Olahraga, Headline107 views

KABARMADURA.ID | Madura United kembali akan mengisi komposisi skuadnya dengan pemain yang berasal dari Asia Tenggara. Hal itu disampaikan oleh General Manager (GM) Madura United Umar A. Wachdin.

Namun Umar memastikan, incaran pemain Asia Tenggara tersebut berasal dari hasil naturalisasi Eropa. Kendati demikian, Umar enggan membeberkan pemain yang dimaksud.

Sebelumnya, ada rumor bahwa terdapat dua pemain yang menjadi bidikan tim berjuluk Laskar Sape Kerrab, yang berasal dari Asia Tenggara. Kedua pemain itu adalah Hassan Sunny dan Jacob Mahler.

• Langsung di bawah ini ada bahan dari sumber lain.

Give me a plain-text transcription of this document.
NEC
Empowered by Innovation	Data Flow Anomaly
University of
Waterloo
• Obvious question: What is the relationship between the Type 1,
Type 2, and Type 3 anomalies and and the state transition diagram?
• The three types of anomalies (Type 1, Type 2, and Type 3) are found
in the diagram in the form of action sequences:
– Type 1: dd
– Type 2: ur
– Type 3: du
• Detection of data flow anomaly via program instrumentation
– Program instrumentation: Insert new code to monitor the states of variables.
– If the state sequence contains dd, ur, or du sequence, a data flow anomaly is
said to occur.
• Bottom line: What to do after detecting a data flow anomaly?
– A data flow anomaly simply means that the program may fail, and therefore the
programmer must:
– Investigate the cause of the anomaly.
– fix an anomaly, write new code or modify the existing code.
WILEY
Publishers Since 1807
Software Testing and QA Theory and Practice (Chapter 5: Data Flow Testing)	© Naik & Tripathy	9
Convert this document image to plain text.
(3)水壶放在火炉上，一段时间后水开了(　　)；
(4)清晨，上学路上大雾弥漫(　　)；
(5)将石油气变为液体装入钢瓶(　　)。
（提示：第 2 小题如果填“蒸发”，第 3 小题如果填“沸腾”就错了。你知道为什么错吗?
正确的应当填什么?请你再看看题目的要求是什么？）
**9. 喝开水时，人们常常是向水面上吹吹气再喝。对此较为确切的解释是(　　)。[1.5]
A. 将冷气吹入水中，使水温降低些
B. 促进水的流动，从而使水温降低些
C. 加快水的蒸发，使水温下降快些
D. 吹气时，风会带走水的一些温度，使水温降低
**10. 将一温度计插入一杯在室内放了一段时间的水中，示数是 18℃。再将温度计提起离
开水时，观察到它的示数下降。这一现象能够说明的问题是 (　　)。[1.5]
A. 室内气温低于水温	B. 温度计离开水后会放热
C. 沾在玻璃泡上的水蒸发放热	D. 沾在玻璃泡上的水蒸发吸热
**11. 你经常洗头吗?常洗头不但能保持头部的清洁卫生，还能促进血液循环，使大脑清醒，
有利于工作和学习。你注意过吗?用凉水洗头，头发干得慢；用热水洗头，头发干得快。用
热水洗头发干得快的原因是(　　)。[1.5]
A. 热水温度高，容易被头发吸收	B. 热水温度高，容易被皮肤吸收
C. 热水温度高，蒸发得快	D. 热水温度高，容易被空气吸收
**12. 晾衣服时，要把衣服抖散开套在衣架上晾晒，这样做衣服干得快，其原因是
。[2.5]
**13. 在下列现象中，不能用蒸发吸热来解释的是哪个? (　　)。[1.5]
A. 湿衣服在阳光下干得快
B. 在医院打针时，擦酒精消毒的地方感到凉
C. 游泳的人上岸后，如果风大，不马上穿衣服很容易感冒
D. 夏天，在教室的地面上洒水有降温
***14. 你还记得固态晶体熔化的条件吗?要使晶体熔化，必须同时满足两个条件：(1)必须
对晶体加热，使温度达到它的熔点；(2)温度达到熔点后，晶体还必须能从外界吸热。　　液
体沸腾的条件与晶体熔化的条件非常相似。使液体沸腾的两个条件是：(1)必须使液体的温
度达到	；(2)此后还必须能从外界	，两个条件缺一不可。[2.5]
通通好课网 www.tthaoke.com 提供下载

Diketahui, Hassan Sunny dan Jacob Mahler merupakan pemain berlabel Timnas Singapura. Dari kriteria yang dibocorkan, Mahler yang lebih mendekati. Karena, dia keturunan Denmark.a

Baca Juga:  Meski Keterbatasan Sarpras, Cabor Sepak Bola Pamekasan Tetap Fokus Bina Atlet 

“Bukan berdarah Brasil. Kami mencari pemain ASEAN yang naturalisasi Eropa,” katanya.

Ungkapan Umar tersebut, merujuk pada perekrutan musim sebelumnya. Di mana, pada musim kemarin, Madura United mendatangkan Pedro Henrique, yang berkebangsaan Timor Leste.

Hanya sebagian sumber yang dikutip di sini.